What about the network configuration?
Everything is in 10G with LACP and Jumbo frame.
VM-ADMIN and vMotion distributed switch :
vSAN Distributed Switch :
VM (Trunk) distributed switch (no jumbo Frames) :
Hi enclume. I've some questions:
lucasbernadsky :
See my first post, when I switch to Raid 0, I have better performances.
Yes VMware Tools are installed and running. It's not VMware tools from VMware, it's from Centos repository open-vm-tools-11.0.5-3.el8.x86_64 but normally there is no problem with that.
If you look my last post, I have 3 switchs to sperate traffic (vSAN, vMotion+MGMT, Trunk).

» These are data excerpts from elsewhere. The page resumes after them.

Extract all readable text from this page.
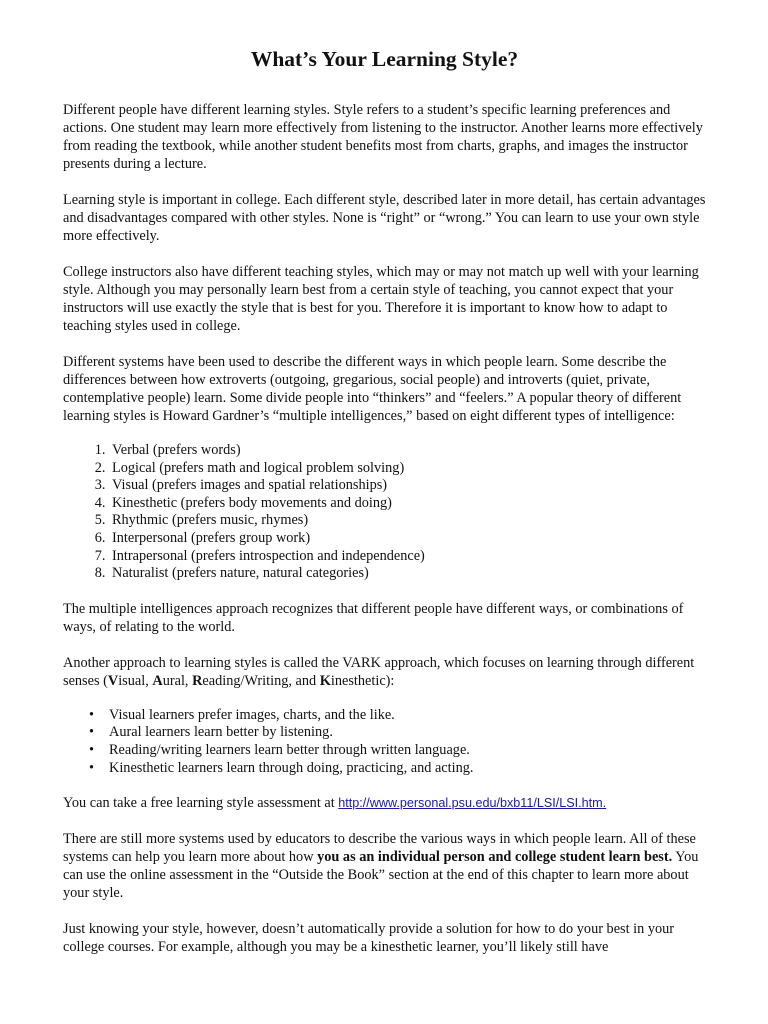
What’s Your Learning Style?

Different people have different learning styles. Style refers to a student’s specific learning preferences and actions. One student may learn more effectively from listening to the instructor. Another learns more effectively from reading the textbook, while another student benefits most from charts, graphs, and images the instructor presents during a lecture.

Learning style is important in college. Each different style, described later in more detail, has certain advantages and disadvantages compared with other styles. None is “right” or “wrong.” You can learn to use your own style more effectively.

College instructors also have different teaching styles, which may or may not match up well with your learning style. Although you may personally learn best from a certain style of teaching, you cannot expect that your instructors will use exactly the style that is best for you. Therefore it is important to know how to adapt to teaching styles used in college.

Different systems have been used to describe the different ways in which people learn. Some describe the differences between how extroverts (outgoing, gregarious, social people) and introverts (quiet, private, contemplative people) learn. Some divide people into “thinkers” and “feelers.” A popular theory of different learning styles is Howard Gardner’s “multiple intelligences,” based on eight different types of intelligence:

1. Verbal (prefers words)
2. Logical (prefers math and logical problem solving)
3. Visual (prefers images and spatial relationships)
4. Kinesthetic (prefers body movements and doing)
5. Rhythmic (prefers music, rhymes)
6. Interpersonal (prefers group work)
7. Intrapersonal (prefers introspection and independence)
8. Naturalist (prefers nature, natural categories)

The multiple intelligences approach recognizes that different people have different ways, or combinations of ways, of relating to the world.

Another approach to learning styles is called the VARK approach, which focuses on learning through different senses (Visual, Aural, Reading/Writing, and Kinesthetic):

• Visual learners prefer images, charts, and the like.
• Aural learners learn better by listening.
• Reading/writing learners learn better through written language.
• Kinesthetic learners learn through doing, practicing, and acting.

You can take a free learning style assessment at http://www.personal.psu.edu/bxb11/LSI/LSI.htm.

There are still more systems used by educators to describe the various ways in which people learn. All of these systems can help you learn more about how you as an individual person and college student learn best. You can use the online assessment in the “Outside the Book” section at the end of this chapter to learn more about your style.

Just knowing your style, however, doesn’t automatically provide a solution for how to do your best in your college courses. For example, although you may be a kinesthetic learner, you’ll likely still have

Yes. Our 's Poweredge R740xd work with "PERC H730P" and they have the last firmware (25.5.7.0005). Server is up to date too (Bios, iDrac, ...)
Yes, but "dd for windows" is very slow and doesn't did the same benchmark for me. I tried CrystalDiskMark and the result is :
But no latency on VMware graphs.
Yes I can run proactive tests. I ran "VM Creation Test" and "Network Performance Test" successfully for example.
No, evreything is greeen.
We launched a lot of iperf3 command to validate sucessfully LACP between ESX. Also When I ran the "dd command", We have saw 200 MB/s of traffic on only one interface. It's less than 10 Gb and only one interface is used, also we excluded a LACP issue...
I Know this tools, but actually it's impossible to use it because with have an issue with the appliance.
We use "cisco Nexus9000 93180YC-EX".
On switch we have no error.
On vcsa we can see this :
With 83 IOPS your VM generate around 82MB/s throughout. Impressive 1GB blocksize.... and there it is in your "dd" command. Seeing 335ms latency is no wonder with such a unrealistic blocksize i think.
I have a similar setup but way smaller which means
With the standard policy all your writes goes to one buffer device and than be mirrored over the wire. Your reads are comming from a single SSD as long as you dont use "spanning" in your vSAN Policy.
So same number as yours when choosing the 1GiB Blocksize. If iam selecting only 16Mbit i got 5 time higher values.
Btw. The H730/H740 is not the Dell preferred HBA when dealing with a vSAN setup. Consider to use the HBA330(real passtrough HBA ) next time (not mixing with the H330!) .
If i use the vSAN inbuild performance benchmark i can saturate my 10Gbit network with 9.295Mb/s
Yes... as old school i prefer Intel IOmeter because its more granular and you can specify real workload numbers and not something like 1G.
When saying RAID0 you mean a policy like FTT=0?
Regards,
Joerg
the problem here indeed is that you are using 'benchmarking' tools which are not really designed for benchmarking distributed object storage systems. If you want to figure out what your cluster can do, then look at something like HCIBench instead. That will give you a better view.
In your case you are saying a performance impact simply because half of the IO will need to go across the network, and there's a cost to that. You compare it to RAID-0, which has no protection whatsoever.